The BLM published in the Federal Register a notice announcing the availability of the revised version of its handbook guiding implementation of the National Environmental Policy Act (NEPA). The NEPA Handbook provides instructions, procedures, and examples for complying with the Council on Environmental Quality’s regulations and the Department of the Interior’s Departmental Manual guidance for implementing NEPA.
The objectives of the NEPA Handbook are to establish systematic practices for integrating NEPA into the planning and decisionmaking processes used by the BLM, and to promote efficiency in the preparation and documentation of NEPA compliance. The NEPA Handbook is intended for use by BLM managers, field staff, and other personnel for oversight and compliance with NEPA within their program areas.
The NEPA Handbook was last revised in 1988. The current version is the result of nearly two years of work by a diverse team of BLM specialists who drafted the revised NEPA Handbook based on changes in Departmental Manual guidance regarding implementation of NEPA for public land management.
Revisions to the 1988 NEPA Handbook were designed to support decisionmaking by BLM staff, as well as to avoid redundant or unnecessary documentation. Key changes in the new version include guidance on cumulative effects analysis; definition of issues requiring analysis; clarification of the meaning of “significant” effects; and discussion of public involvement requirements for environmental assessments and other proceedings.
In today’s notice, the BLM invites the public to share comments on the NEPA Handbook, though a formal comment period on the document was not opened.

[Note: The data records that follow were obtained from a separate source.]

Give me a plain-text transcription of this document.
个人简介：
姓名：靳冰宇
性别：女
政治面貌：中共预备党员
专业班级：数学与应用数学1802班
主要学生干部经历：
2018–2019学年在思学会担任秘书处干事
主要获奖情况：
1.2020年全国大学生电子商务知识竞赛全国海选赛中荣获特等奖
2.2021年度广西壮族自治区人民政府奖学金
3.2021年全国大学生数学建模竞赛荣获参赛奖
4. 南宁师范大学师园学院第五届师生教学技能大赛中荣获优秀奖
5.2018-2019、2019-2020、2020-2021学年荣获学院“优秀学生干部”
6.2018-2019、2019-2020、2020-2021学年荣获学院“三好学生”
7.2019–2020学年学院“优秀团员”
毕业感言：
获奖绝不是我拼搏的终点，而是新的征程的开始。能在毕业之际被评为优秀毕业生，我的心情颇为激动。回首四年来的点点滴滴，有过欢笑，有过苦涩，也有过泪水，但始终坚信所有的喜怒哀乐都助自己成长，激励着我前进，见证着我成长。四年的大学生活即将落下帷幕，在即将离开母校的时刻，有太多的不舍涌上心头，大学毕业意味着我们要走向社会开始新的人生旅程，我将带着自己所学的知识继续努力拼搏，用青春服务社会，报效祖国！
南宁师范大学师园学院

The National Environmental Policy Act of 1969 mandates that every Federal agency prepare a detailed statement of the effects of “major Federal actions significantly affecting the quality of the human environment.” The NEPA process is intended to help public officials make decisions that are based on an understanding of environmental consequences, and take actions that protect, restore, and enhance the environment.
In August 2007, the BLM published a set of revisions to the Department of the Interior’s Departmental Manual, which guides the BLM’s implementation of NEPA. The revisions to the Departmental Manual have also been incorporated into the NEPA handbook.
The BLM manages more land – 258 million surface acres – than any other Federal agency. Most of this public land is located in 12 Western States, including Alaska. The Bureau, with a budget of about $1 billion, also administers 700 million acres of sub-surface mineral estate throughout the nation. The BLM’s multiple-use mission is to sustain the health and productivity of the public lands for the use and enjoyment of present and future generations. The Bureau accomplishes this by managing such activities as outdoor recreation, livestock grazing, mineral development, and energy production, and by conserving natural, historical, and cultural resources on the public lands.